Critics may say the coverage this past week was one-sided. The charge is true, to a point, but it's crucial to understand why this is so. Our stories covered only the plaintiffs' side because that was the only side presented in court testimony. The case was abruptly settled Thursday morning, three days after it started, before the defense ever took the stand. The defendants never had their day in court, or in the newspaper, because they never took the stand. That was their choice, not ours. The defense side would have been featured prominently on page one of the Southeast Missourian, just as the plaintiffs' was.

To use a ready but imperfect analogy, consider a recently concluded and much celebrated case. It is as though the recent rape trial of William Kennedy Smith had ended at the conclusion of testimony by the complaining witness, and before the defense had presented its case.

It is basic in trials that the plaintiffs must prove their case, and so present it first. We in the newspaper business don't determine this sequence; laws and customs of longstanding do so.

A major behind-the-scenes player in the lawsuit was the insurance company that will pay the settlement. We understand the decision to settle was greatly influenced by the insurance firm a choice not endorsed by all defendants who were prepared to carry the trial to its conclusion for what they felt were erroneous charges. But we must point out that the terms of the settlement are confidential as were the negotiations. The fact an insurance company would pay the settlement couldn't even be mentioned in court under Missouri law.

Before trial, 17 plaintiffs settled their case. We reported the fact. Before trial, a new allegation of fraud was leveled at defendants. When we learned of this, we reported it. Later, these fraud allegations were dropped. We reported this as well.

None of this is to say we're above making mistakes, still less that we're immune from criticism. When we're shown to be wrong, we'll promptly correct our mistakes, and try to learn from the episode.
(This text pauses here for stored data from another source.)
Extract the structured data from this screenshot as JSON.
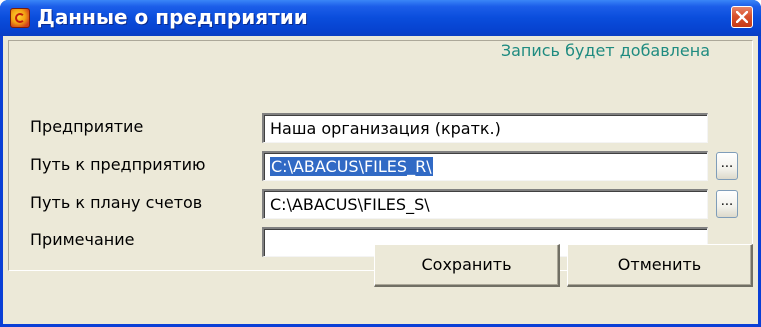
{
  "window": {
    "title": "Данные о предприятии",
    "app_icon": "abacus-app-icon",
    "close_icon": "close-icon"
  },
  "status": {
    "text": "Запись будет добавлена"
  },
  "form": {
    "fields": [
      {
        "label": "Предприятие",
        "value": "Наша организация (кратк.)",
        "has_browse": false
      },
      {
        "label": "Путь к предприятию",
        "value": "C:\\ABACUS\\FILES_R\\",
        "selected": true,
        "has_browse": true,
        "browse_label": "..."
      },
      {
        "label": "Путь к плану счетов",
        "value": "C:\\ABACUS\\FILES_S\\",
        "has_browse": true,
        "browse_label": "..."
      },
      {
        "label": "Примечание",
        "value": "",
        "has_browse": false
      }
    ]
  },
  "buttons": {
    "save_label": "Сохранить",
    "cancel_label": "Отменить"
  },
  "colors": {
    "titlebar": "#0a4ddc",
    "status_text": "#1f8b80",
    "selection": "#316ac5",
    "dialog_face": "#ece9d8"
  }
}
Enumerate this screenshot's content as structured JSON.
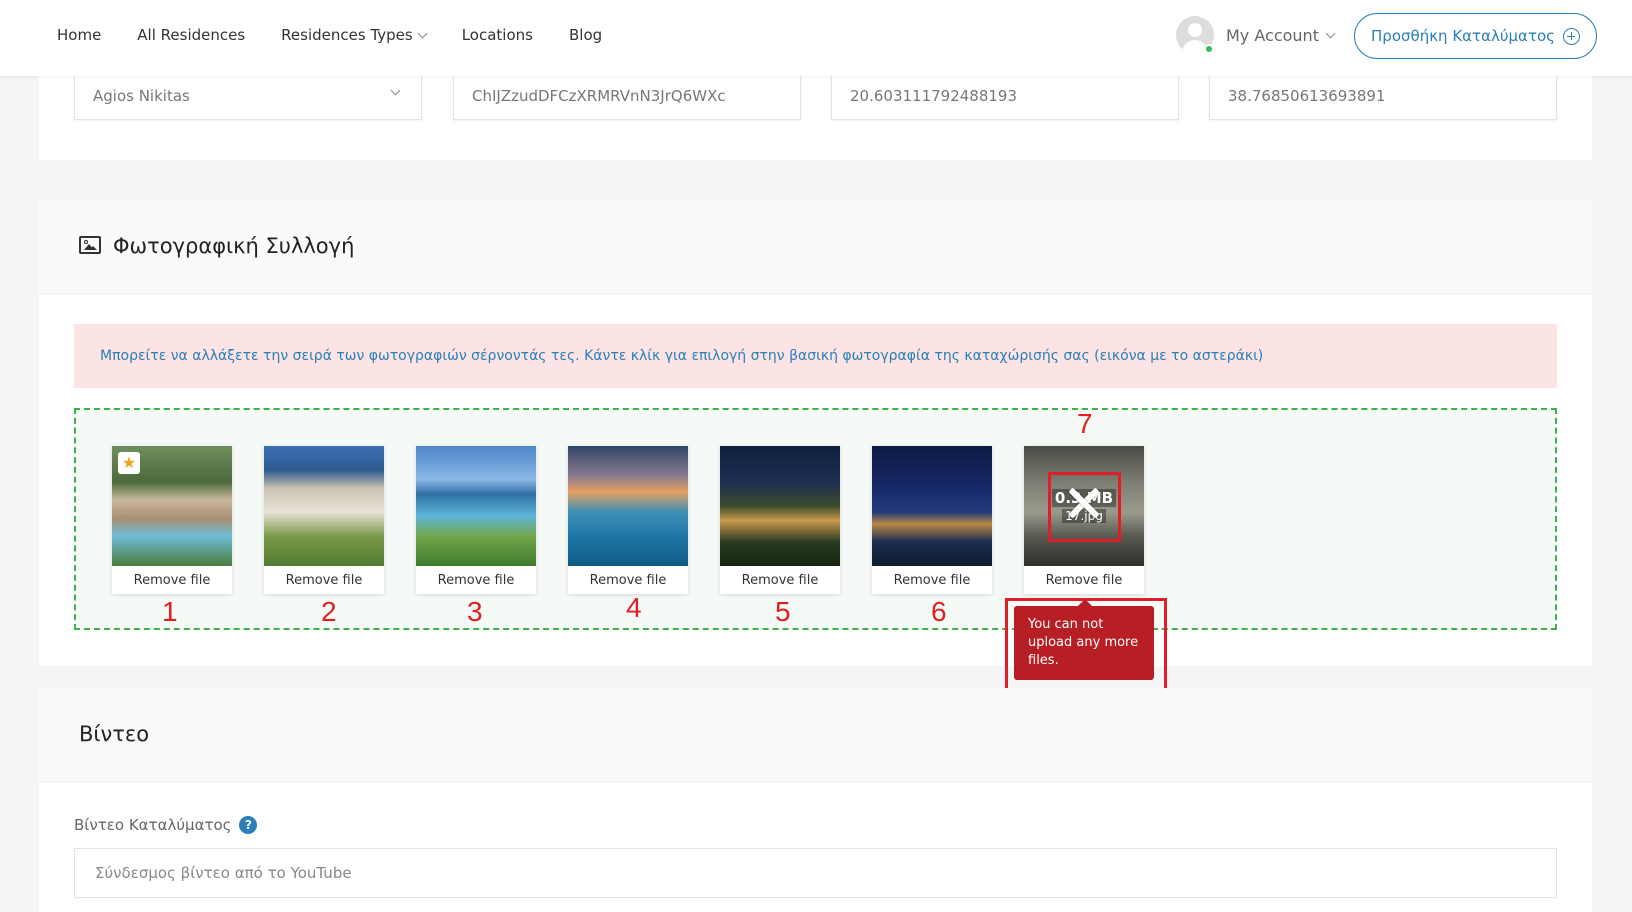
{
  "nav": {
    "items": [
      {
        "label": "Home"
      },
      {
        "label": "All Residences"
      },
      {
        "label": "Residences Types"
      },
      {
        "label": "Locations"
      },
      {
        "label": "Blog"
      }
    ]
  },
  "account": {
    "label": "My Account"
  },
  "add_listing": {
    "label": "Προσθήκη Καταλύματος"
  },
  "location_fields": {
    "area": "Agios Nikitas",
    "place_id": "ChIJZzudDFCzXRMRVnN3JrQ6WXc",
    "longitude": "20.603111792488193",
    "latitude": "38.76850613693891"
  },
  "gallery": {
    "title": "Φωτογραφική Συλλογή",
    "notice": "Μπορείτε να αλλάξετε την σειρά των φωτογραφιών σέρνοντάς τες. Κάντε κλίκ για επιλογή στην βασική φωτογραφία της καταχώρισής σας (εικόνα με το αστεράκι)",
    "remove_label": "Remove file",
    "numbers": [
      "1",
      "2",
      "3",
      "4",
      "5",
      "6",
      "7"
    ],
    "rejected_file": {
      "size": "0.3 MB",
      "name": "17.jpg"
    },
    "error": "You can not upload any more files."
  },
  "video": {
    "title": "Βίντεο",
    "label": "Βίντεο Καταλύματος",
    "help": "?",
    "placeholder": "Σύνδεσμος βίντεο από το YouTube"
  },
  "colors": {
    "accent": "#2a7fb8",
    "error": "#b81f24",
    "annotation": "#e11d2a",
    "dropzone_border": "#3bb34a"
  }
}
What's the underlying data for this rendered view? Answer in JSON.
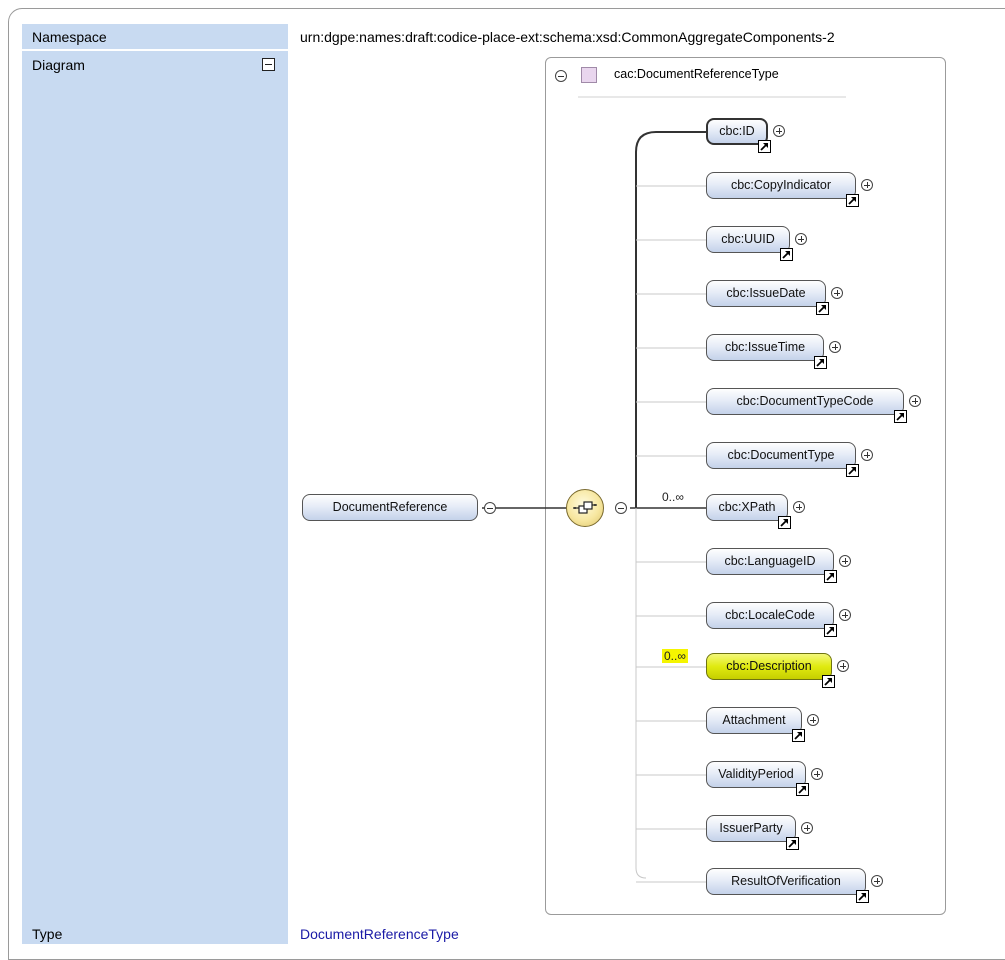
{
  "table": {
    "namespace_label": "Namespace",
    "namespace_value": "urn:dgpe:names:draft:codice-place-ext:schema:xsd:CommonAggregateComponents-2",
    "diagram_label": "Diagram",
    "type_label": "Type",
    "type_value": "DocumentReferenceType"
  },
  "diagram": {
    "type_title": "cac:DocumentReferenceType",
    "root_element": "DocumentReference",
    "cardinality_top": "0..∞",
    "children": [
      {
        "label": "cbc:ID",
        "cardinality": ""
      },
      {
        "label": "cbc:CopyIndicator",
        "cardinality": ""
      },
      {
        "label": "cbc:UUID",
        "cardinality": ""
      },
      {
        "label": "cbc:IssueDate",
        "cardinality": ""
      },
      {
        "label": "cbc:IssueTime",
        "cardinality": ""
      },
      {
        "label": "cbc:DocumentTypeCode",
        "cardinality": ""
      },
      {
        "label": "cbc:DocumentType",
        "cardinality": ""
      },
      {
        "label": "cbc:XPath",
        "cardinality": "0..∞"
      },
      {
        "label": "cbc:LanguageID",
        "cardinality": ""
      },
      {
        "label": "cbc:LocaleCode",
        "cardinality": ""
      },
      {
        "label": "cbc:Description",
        "cardinality": "0..∞"
      },
      {
        "label": "Attachment",
        "cardinality": ""
      },
      {
        "label": "ValidityPeriod",
        "cardinality": ""
      },
      {
        "label": "IssuerParty",
        "cardinality": ""
      },
      {
        "label": "ResultOfVerification",
        "cardinality": ""
      }
    ],
    "colors": {
      "label_column": "#c8daf1",
      "highlight": "#e0ea10",
      "type_swatch": "#e9d6ee"
    }
  }
}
We note, finally, that Friday's edition featured a page one story detailing the filing of still another highly controversial lawsuit: allegations by Jerry Ford, former owner of Lenco Inc., a large Jackson manufacturing employer, against his former lender, Jackson Exchange Bank, and certain current and former officers of that institution. As with the Charter Finance litigation, we once again find ourselves in the middle, with nothing to gain, and with friends and business acquaintances on both sides of a bitter controversy.

Our job is to report the news, not make it. Our goal is to provide fair and accurate reporting of events that affect this community, and that includes public trials.